I am a mother of 3 amazing kids. My step son is 7 and I am in the process of adopting him. My step daughter is almost 4 and she lives with her mother (dif mom than SS). My biological daugher is 11 months.
Before his BM left the picture she had a very unstable life. She was married (they had 2 children together). They moved a lot. Sometimes couch hopping and they sometimes refused to let us come in and see where my SS would be sleeping. We would never let him stay the weekend with her if she would not let us at least see the inside of the place she was staying. We figured that if she wouldn't let us see inside then we had no way of knowing if it was safe for him and we were not going to put him in danger. My SS would always act out (sometimes in a sexualy inapropriate manner- exposing him self, talking about his boy parts, etc.) when he was at her home. He never did this when he was at home with us. BM and SF began to have marital issues and she told me one day that she had packed up their two children and had to run in the middle of the night because she was afraid of him (she claimed that he was physicaly and emotionaly abusive toward her infront of their children) and she believed that he may have been inapropriate with the children. It was at this point that we asked BM to agree to supervised visitations with a professional supervisor. She never set up the meetings with him. We have no idea where she is living or what her phone number is. I am able to view her facebook and that is how we found her (at work bartending) to have her served with the parental termination/ adoption paperwork).
After BM and SF seperated, he gained custody of the children (they are not legaly divorced so I can only assume that she agreed to have them live with him). They have been seperated for a couple of years now.

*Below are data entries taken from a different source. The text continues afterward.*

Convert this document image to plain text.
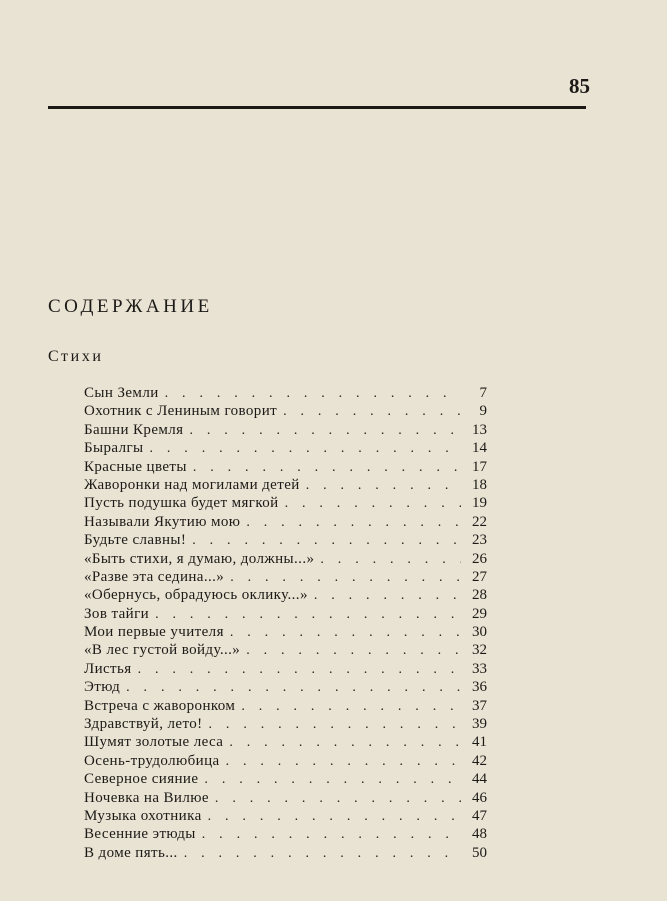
85
СОДЕРЖАНИЕ
Стихи
Сын Земли . . .	7
Охотник с Лениным говорит . . .	9
Башни Кремля . . .	13
Быралгы . . .	14
Красные цветы . . .	17
Жаворонки над могилами детей . . .	18
Пусть подушка будет мягкой . . .	19
Называли Якутию мою . . .	22
Будьте славны! . . .	23
«Быть стихи, я думаю, должны...» . . .	26
«Разве эта седина...» . . .	27
«Обернусь, обрадуюсь оклику...» . . .	28
Зов тайги . . .	29
Мои первые учителя . . .	30
«В лес густой войду...» . . .	32
Листья . . .	33
Этюд . . .	36
Встреча с жаворонком . . .	37
Здравствуй, лето! . . .	39
Шумят золотые леса . . .	41
Осень-трудолюбица . . .	42
Северное сияние . . .	44
Ночевка на Вилюе . . .	46
Музыка охотника . . .	47
Весенние этюды . . .	48
В доме пять... . . .	50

She still sees her other children EOW.
Our case worker, our attorney, my SS's court appointed attorney have all tried to get into contact with her, even going as far as sending her a message on Facebook to tell them that they want to talk to her (and pretty much give her a chance to fight for her right to be a part of SS's life) and she has not responded to any of their attempts. It has been 2 years since my SS has seen his BM. He still loves his BM and he misses her and wants her to be a part of his life but it has become clear that she is no longer interested in putting forth an effort to do that. (the fact that I am adopting him is not up for debate so please keep your negative comments about that to yourself.)
I can not help but be angry with her. I have not spoken to her since she agreed to the supervised visitations more than two years ago. I think about her every day and occationaly check up on her via facebook just to see what she is doing (usualy I find that she is partying, complaining about not being able to party because she has her kids that weekend, or posting innapropriate "funny" photos). I want to yell at her a smack some sense into her and tell her what she is doing to my son. I want her to understand just how bad she is hurting him. No matter how good of a mother I am to him, I will never be his BM and he will never be able to forget about her. He has emotional and attachment issues that will linger with him for years if not for the rest of his life. I have to hold back tears every day, every time I think about this and with the adoption coming up I think about it a lot. My husband tells me that I am wasting my energy on someone who doesn't desirve it. I know he is right but I can't seem to help myself.
Are my feelings normal? Should I just be happy that I have been given the opportunity to be a mother to my children and that I no longer have to deal with BM's rediculous life. Has anyone else ever been through this? I feel like maybe if I talk about it with people who are outside the situation I might feel better and be able to stop focusing on the hate that I have for BM.